Monday, April 9, 2012

Reinforcing the frame

This past weekend I spent working on the frame to complete the previous work to box the frame and then added some additional structural support.  As the say there is a cost for everything and for the additional support it's probably about 100lbs of additional weight.  However, it's really MUCH stronger now.  Before any of the work the frame would twist very easily and now it's truly structurally sound.  You can step on the front passenger frame and the entire frame lifts from the rear, not just the drivers rear.

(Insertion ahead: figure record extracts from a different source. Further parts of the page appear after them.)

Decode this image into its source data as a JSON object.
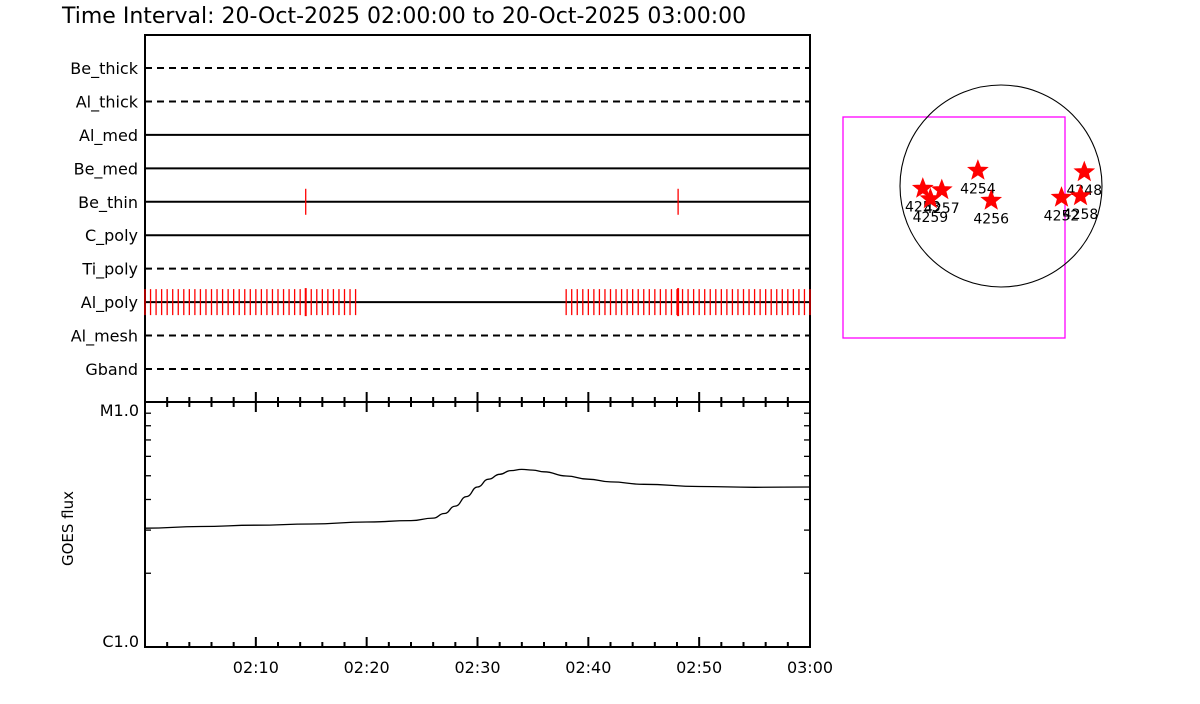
{
  "title": "Time Interval: 20-Oct-2025 02:00:00 to 20-Oct-2025 03:00:00",
  "colors": {
    "axis": "#000000",
    "events": "#ff0000",
    "fov_box": "#ff00ff",
    "stars": "#ff0000"
  },
  "chart_data": [
    {
      "type": "timeline",
      "title": "Time Interval: 20-Oct-2025 02:00:00 to 20-Oct-2025 03:00:00",
      "x_range": [
        "02:00",
        "03:00"
      ],
      "x_unit": "minutes after 02:00",
      "rows": [
        {
          "label": "Be_thick",
          "style": "dashed"
        },
        {
          "label": "Al_thick",
          "style": "dashed"
        },
        {
          "label": "Al_med",
          "style": "solid"
        },
        {
          "label": "Be_med",
          "style": "solid"
        },
        {
          "label": "Be_thin",
          "style": "solid"
        },
        {
          "label": "C_poly",
          "style": "solid"
        },
        {
          "label": "Ti_poly",
          "style": "dashed"
        },
        {
          "label": "Al_poly",
          "style": "solid"
        },
        {
          "label": "Al_mesh",
          "style": "dashed"
        },
        {
          "label": "Gband",
          "style": "dashed"
        }
      ],
      "events": [
        {
          "row": "Be_thin",
          "minutes": [
            14.5,
            48.1
          ]
        },
        {
          "row": "Al_poly",
          "minutes": [
            0.0,
            0.5,
            1.0,
            1.5,
            2.0,
            2.5,
            3.0,
            3.5,
            4.0,
            4.5,
            5.0,
            5.5,
            6.0,
            6.5,
            7.0,
            7.5,
            8.0,
            8.5,
            9.0,
            9.5,
            10.0,
            10.5,
            11.0,
            11.5,
            12.0,
            12.5,
            13.0,
            13.5,
            14.0,
            14.5,
            15.0,
            15.5,
            16.0,
            16.5,
            17.0,
            17.5,
            18.0,
            18.5,
            19.0,
            38.0,
            38.5,
            39.0,
            39.5,
            40.0,
            40.5,
            41.0,
            41.5,
            42.0,
            42.5,
            43.0,
            43.5,
            44.0,
            44.5,
            45.0,
            45.5,
            46.0,
            46.5,
            47.0,
            47.5,
            48.0,
            48.5,
            49.0,
            49.5,
            50.0,
            50.5,
            51.0,
            51.5,
            52.0,
            52.5,
            53.0,
            53.5,
            54.0,
            54.5,
            55.0,
            55.5,
            56.0,
            56.5,
            57.0,
            57.5,
            58.0,
            58.5,
            59.0,
            59.5,
            60.0
          ],
          "emphasized_minutes": [
            14.5,
            48.1
          ]
        }
      ]
    },
    {
      "type": "line",
      "ylabel": "GOES flux",
      "y_scale": "log",
      "y_ticks": [
        "M1.0",
        "C1.0"
      ],
      "ylim": [
        "C1.0",
        "M1.0"
      ],
      "x_ticks": [
        "02:10",
        "02:20",
        "02:30",
        "02:40",
        "02:50",
        "03:00"
      ],
      "x_range_minutes": [
        0,
        60
      ],
      "series": [
        {
          "x": [
            0,
            5,
            10,
            15,
            20,
            24,
            26,
            27,
            28,
            29,
            30,
            31,
            32,
            33,
            34,
            35,
            36,
            38,
            40,
            42,
            45,
            50,
            55,
            60
          ],
          "y_log_fraction": [
            0.485,
            0.492,
            0.497,
            0.502,
            0.51,
            0.516,
            0.526,
            0.545,
            0.575,
            0.614,
            0.653,
            0.685,
            0.705,
            0.72,
            0.725,
            0.722,
            0.715,
            0.698,
            0.685,
            0.674,
            0.664,
            0.655,
            0.652,
            0.653
          ]
        }
      ]
    },
    {
      "type": "scatter",
      "description": "Active region map",
      "points": [
        {
          "label": "4254",
          "x": 0.41,
          "y": 0.27
        },
        {
          "label": "4248",
          "x": 0.97,
          "y": 0.28
        },
        {
          "label": "4252",
          "x": 0.85,
          "y": 0.45
        },
        {
          "label": "4258",
          "x": 0.95,
          "y": 0.44
        },
        {
          "label": "4256",
          "x": 0.48,
          "y": 0.47
        },
        {
          "label": "4257",
          "x": 0.22,
          "y": 0.4
        },
        {
          "label": "4253",
          "x": 0.12,
          "y": 0.39
        },
        {
          "label": "4259",
          "x": 0.16,
          "y": 0.46
        }
      ]
    }
  ]
}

So now the big challenge is moving the frame :)  I had to use my engine lift to be able to maneuver it around the garage so that I could do the clean-up.   The pattern I followed can be found on-line in several pictures but it essentially entails boxing the frame and then adding parallel supports along the frame rails.  I still need to add some brackets for the transmission mount but aside from that the center section is complete.

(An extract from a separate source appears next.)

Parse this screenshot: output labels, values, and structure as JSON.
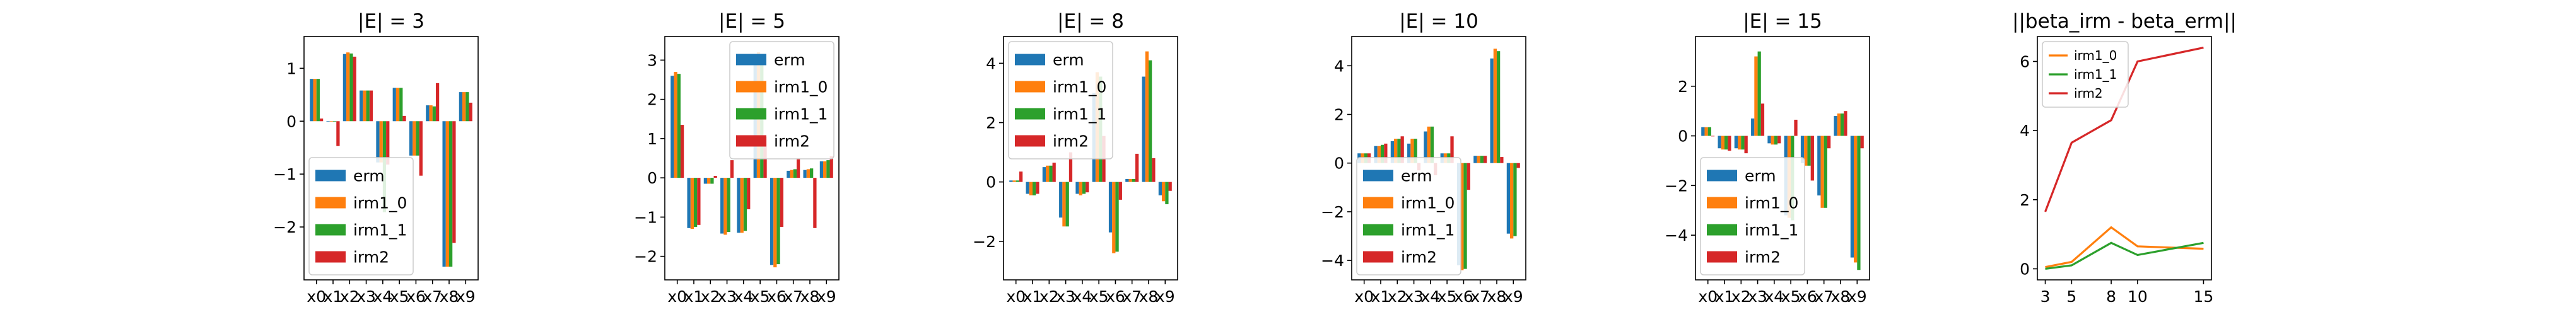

Here's a shot of the reinforcement in the rear.  For the SS model there is a bracket (1/8" flat steel) that goes from the upper to lower mounts.  Instead of that I've added 1 5/8" DOM tube that ties directly to the cross tube and subsequently to the front of the car.  This should eliminate any flex in the frame during launches.




As you can see from the photo above and the one below the drive shaft hoop is centered while the rearend is not.  I'm going to cut one side and move it 1" to the passenger side to account for this and then everything should be fine.




One additional place I need to add some support is on the upper mounts behind the rear spring to reduce the flex from left-right. 



One step forward two back, as you can see from the bottom of the car where the grey paint is the new frame supports touch the bottom of the floor and the center cross-brace. Had it been another 1/2" it would have been fine however it's too close.


Here's a close-up of the area impacted and it's really not that bad, probably 2-3 hours of work to fix it with a minor change to give 1/2" to 3/4" of clearance to be safe.  The main issue is that the rear floor is about 2" lower than the front and it just makes it too close.  I took the other pictures on-line as de-facto "it shouldn't touch" and I should have measured or better done the mock-up with the body on the frame to be sure.  Oh well, live and learn.



Up next ...

- Re-weld the front frame horns with the new welder (better to be safe) and add some additional support
- Fix the rear-frame where I shortened it and also fix the passenger rear frame which is lower (3/4") due to being in an accident at one point
- Fill the un-used holes in the frame and re-weld the factory welds, some are pretty nasty
- Fix the floor due to the new frame supports
- Finish welding the underside of the body


Sunday, April 1, 2012

Sport Welding Complete Inside, Outside Spot Welding & Frame Next

I was able to finish the last remaining spot welds inside the interior and trunk area this weekend.  The next step was to take the body off the frame and then begin working underneath the body and adding more structure to the frame.  Below you can see the body on the rotisserie again and outside.



I spent a little time working with the car in the same position this weekend grinding and welding and it's much nicer than working on your back. I probably need about 2-3 days to finish the griding and welding on the body shell and then it will be ready for soda blasting.


The next several pictures just show the close-ups of floor and you can see the number of spot welds required to secure the support brackets to the floor pan.  Since I started the project they now sell the floor with the braces already welded to the floor.  That would have saved A LOT of time!






The next project is to add some steel to the frame to box the channels running front to rear and also some tube to help provide a much stronger frame. The first step was to set the frame up on some stands and then add a bunch of weight to hold it in place while welding.  Fortunately I was able to borrow some sand bags from my plow truck now that we don't have snow to hold it in place.


I was able to get the steel cut today and tacked into place to box the frame rails. The next step is to add the structure to the rear and then some tubes. Below is an example of what the end result should look like, I don't remember where I found the picture but the additional tubes should add a lot more strength to the frame and that combined with the roll bar should keep things in place when launching!